Encore une soirée bien arrosée ! On se réveille avec les pieds dans l’eau et un sacré mal de crâne !

La tempête s’apaisa et les courants déposèrent les débris sur une plage. Alundra, gisait inconscient au milieu d’eux. Après une période de convalescence, il repartit mais fut pris d’étranges visions. C’est là le début de son aventure, de VOTRE aventure.

 

DREAM ON

Nous voilà devant un pur représentant du genre. Vue de dessus à la Zelda (bird’s-eye view) et combat en temps réel à la Zelda.
Mais Alundra introduit un principe aussi simple que novateur : la possibilité de guérir les gens tombés dans une sorte de coma. En entrant dans leurs songes pour détruire le mal qui s’y est établi, on libère l’esprit de la personne qui se réveillera comme si de rien n’était.

L’histoire est bien évidemment plus complexe que ça mais je préfère ne rien dévoiler de plus. Spoiler, c’est pas bien. Mais spoiler sur Alundra serait un crime de lèse-majesté.

Et par les visions je compris rapidement que la situation me dépassait…

Là où d’autres vous prennent par la main, sachez qu’ici, vous serez livré à vous-même. Ne comptez donc pas trop sur un guide de mission. Bien qu’on soit sur un jeu « à l’ancienne », vous serez relativement guidés dans vos pas mais parfois, si vous avez laissé le jeu de côté quelques temps (pour aller rendre visite à votre grand-mère à 800 kilomètres ou bien partir élever des phoques dans le grand nord, par exemple) vous serez contraint de faire un tour du propriétaire, de parler à tout le monde, juste pour retomber sur le ou les personnages qui vous indiqueront quelle était votre mission en cours.

Heureusement pour vous nombre d’épreuves, de combats, de plates-formes et d’énigmes se mettront sur votre chemin. Principalement présentes dans les donjons d’ailleurs, elles vous permettront d’obtenir divers avantages : santé, items, attaques spéciales.
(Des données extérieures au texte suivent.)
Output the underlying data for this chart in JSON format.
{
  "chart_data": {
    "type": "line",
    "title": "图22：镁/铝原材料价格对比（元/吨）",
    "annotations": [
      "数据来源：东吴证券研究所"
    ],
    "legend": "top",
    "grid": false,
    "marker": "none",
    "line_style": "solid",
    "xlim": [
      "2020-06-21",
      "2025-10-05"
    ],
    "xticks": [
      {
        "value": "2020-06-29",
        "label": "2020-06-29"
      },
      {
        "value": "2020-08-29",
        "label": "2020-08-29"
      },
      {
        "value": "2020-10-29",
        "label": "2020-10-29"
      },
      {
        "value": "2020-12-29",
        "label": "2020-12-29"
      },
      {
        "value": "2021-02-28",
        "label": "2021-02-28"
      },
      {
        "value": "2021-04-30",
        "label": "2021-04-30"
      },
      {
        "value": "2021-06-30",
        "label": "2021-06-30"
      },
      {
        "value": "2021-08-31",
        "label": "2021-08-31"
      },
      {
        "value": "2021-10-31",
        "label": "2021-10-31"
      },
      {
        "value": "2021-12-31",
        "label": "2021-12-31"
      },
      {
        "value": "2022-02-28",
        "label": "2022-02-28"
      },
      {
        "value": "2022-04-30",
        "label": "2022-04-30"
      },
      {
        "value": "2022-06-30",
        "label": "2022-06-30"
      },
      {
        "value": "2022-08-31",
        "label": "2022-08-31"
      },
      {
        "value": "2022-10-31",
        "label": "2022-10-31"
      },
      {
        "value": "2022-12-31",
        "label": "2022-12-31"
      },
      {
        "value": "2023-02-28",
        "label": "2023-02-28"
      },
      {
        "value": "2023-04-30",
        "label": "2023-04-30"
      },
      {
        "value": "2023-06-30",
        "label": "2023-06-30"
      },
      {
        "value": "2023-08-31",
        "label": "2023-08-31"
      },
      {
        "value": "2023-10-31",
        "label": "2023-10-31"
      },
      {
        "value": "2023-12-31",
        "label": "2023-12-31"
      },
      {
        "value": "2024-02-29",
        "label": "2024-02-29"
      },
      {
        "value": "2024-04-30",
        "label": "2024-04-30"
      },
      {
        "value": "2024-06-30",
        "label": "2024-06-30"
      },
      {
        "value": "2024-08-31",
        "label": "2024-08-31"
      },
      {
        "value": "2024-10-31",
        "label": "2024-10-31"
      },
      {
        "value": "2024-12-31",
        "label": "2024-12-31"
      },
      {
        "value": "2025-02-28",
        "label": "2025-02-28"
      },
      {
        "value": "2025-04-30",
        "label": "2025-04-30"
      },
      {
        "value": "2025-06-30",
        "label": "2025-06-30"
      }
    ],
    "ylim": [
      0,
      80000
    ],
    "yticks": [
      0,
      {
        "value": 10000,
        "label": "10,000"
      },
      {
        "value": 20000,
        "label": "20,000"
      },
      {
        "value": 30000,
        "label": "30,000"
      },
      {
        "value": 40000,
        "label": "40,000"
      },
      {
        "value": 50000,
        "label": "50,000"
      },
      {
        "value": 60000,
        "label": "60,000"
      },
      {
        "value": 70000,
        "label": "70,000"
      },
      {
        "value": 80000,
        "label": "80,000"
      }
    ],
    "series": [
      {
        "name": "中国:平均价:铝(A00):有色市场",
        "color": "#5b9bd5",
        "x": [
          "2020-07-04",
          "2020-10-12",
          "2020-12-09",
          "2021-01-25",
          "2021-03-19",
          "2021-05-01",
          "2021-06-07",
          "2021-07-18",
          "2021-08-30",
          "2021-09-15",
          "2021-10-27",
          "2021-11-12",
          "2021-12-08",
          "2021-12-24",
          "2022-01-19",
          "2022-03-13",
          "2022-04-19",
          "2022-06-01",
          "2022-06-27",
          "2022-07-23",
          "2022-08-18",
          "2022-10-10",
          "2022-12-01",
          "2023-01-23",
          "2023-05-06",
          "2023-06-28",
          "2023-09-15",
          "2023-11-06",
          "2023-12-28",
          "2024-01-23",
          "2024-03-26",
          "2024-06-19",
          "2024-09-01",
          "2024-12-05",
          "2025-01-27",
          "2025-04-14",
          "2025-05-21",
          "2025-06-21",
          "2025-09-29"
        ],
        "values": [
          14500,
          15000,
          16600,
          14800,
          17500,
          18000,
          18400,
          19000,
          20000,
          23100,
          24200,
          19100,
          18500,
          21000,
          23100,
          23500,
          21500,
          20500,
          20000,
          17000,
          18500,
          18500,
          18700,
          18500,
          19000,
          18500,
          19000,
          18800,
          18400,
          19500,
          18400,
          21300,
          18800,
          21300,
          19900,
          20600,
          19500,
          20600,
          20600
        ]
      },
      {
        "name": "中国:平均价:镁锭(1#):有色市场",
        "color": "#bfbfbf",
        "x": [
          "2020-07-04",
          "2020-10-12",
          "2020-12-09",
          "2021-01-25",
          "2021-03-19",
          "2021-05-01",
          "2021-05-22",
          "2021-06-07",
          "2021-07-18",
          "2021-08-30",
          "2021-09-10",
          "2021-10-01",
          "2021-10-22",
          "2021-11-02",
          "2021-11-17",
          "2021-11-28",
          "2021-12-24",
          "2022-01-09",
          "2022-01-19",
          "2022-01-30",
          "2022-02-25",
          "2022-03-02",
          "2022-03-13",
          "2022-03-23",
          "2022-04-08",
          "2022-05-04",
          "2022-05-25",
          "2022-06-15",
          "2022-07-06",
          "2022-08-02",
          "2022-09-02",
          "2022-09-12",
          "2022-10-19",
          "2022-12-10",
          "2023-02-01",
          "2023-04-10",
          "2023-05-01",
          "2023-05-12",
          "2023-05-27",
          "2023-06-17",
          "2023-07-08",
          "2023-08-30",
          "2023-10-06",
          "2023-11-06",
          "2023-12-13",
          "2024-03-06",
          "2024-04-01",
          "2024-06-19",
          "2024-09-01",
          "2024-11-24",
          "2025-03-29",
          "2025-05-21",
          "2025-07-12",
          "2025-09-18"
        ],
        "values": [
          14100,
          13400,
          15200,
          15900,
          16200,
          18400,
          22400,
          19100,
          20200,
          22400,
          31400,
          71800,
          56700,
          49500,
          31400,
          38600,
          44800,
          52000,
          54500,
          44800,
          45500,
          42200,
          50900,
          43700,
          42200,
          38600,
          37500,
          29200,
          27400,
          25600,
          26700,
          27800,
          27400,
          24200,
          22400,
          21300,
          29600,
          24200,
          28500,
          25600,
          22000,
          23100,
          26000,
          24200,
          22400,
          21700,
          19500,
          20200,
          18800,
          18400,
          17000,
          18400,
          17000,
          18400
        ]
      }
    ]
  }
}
le pouvoir de lire les rêves

C’est à partir de cet instant que votre vie va basculer. Enfin, pas la vôtre, celle du héros ! Déconnez pas non plus hein !

 

CONCLUSION

Vous l’aurez compris, Alundra est bien plus qu’un simple « zelda-like« . A sa sortie sur Playstation (1997 au Japon, 1998 en Europe et USA) il a apporté un vent de fraicheur dans un genre déjà éprouvé. Il a su imposer un scénario original, réalisé et mis en scène avec brio, croisant la traditionnelle vue 2D aux graphismes fins avec d’infimes touches de 3D.
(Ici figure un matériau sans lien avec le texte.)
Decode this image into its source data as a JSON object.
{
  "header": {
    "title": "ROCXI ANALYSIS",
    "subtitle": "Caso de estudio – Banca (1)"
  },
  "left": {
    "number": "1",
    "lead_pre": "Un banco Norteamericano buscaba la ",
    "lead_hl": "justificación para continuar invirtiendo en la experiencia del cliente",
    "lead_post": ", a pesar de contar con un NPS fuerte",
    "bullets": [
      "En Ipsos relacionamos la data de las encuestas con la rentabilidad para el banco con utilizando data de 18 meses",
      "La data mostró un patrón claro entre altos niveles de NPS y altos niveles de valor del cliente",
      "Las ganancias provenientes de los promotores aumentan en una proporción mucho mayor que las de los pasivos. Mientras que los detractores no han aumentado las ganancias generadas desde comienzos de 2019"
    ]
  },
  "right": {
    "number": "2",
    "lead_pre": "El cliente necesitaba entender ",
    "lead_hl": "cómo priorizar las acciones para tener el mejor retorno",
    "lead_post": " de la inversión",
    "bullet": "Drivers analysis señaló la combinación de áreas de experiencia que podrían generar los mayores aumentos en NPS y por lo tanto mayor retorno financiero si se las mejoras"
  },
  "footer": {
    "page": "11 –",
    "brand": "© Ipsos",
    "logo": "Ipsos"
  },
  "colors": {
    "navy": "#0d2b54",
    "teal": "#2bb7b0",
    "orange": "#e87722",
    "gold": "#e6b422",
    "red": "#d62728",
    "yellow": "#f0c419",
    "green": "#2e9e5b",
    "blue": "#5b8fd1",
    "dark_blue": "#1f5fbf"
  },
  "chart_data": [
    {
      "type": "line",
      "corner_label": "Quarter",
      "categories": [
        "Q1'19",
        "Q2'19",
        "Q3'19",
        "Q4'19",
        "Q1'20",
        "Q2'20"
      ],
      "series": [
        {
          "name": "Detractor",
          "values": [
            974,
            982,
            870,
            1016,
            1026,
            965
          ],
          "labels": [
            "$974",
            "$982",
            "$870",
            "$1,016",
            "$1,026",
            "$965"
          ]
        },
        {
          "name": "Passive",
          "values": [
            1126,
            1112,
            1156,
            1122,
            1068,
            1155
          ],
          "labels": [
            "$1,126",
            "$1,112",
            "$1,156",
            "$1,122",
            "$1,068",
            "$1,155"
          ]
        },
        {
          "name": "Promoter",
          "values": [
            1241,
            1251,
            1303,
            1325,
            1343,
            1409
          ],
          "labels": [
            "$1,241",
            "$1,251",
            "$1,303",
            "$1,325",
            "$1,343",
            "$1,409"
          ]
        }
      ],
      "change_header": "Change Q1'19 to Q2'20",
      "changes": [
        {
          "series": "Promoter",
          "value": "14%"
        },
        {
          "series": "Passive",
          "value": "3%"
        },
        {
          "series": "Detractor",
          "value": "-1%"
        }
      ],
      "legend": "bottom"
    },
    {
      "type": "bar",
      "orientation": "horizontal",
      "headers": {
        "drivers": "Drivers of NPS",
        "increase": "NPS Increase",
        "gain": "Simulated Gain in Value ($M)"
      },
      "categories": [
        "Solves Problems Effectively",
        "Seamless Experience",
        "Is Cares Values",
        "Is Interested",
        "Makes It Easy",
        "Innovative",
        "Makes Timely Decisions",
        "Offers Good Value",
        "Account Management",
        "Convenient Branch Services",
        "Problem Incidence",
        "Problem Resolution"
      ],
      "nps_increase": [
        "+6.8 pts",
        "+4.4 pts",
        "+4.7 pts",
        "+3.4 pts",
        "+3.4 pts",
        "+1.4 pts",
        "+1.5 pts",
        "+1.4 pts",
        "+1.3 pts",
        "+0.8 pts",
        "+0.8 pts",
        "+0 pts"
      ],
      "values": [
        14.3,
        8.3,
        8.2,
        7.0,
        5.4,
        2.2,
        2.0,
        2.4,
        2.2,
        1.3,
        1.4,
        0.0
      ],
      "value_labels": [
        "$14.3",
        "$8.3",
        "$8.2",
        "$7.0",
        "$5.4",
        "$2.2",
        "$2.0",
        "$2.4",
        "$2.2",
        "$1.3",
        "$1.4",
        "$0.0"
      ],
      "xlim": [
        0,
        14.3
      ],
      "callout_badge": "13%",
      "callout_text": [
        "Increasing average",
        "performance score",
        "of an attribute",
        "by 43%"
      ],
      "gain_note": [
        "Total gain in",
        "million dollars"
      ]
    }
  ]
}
Matrix Software, développeur du jeu, l’avait bien compris : l’amour du travail bien fait est gage de qualité. Le gameplay est fluide, les musiques entêtantes et encore aujourd’hui, si Alundra reste un véritable régal, c’est aussi par son univers vivant et son histoire. Vous serez transportés et n’oublierez jamais cette expérience.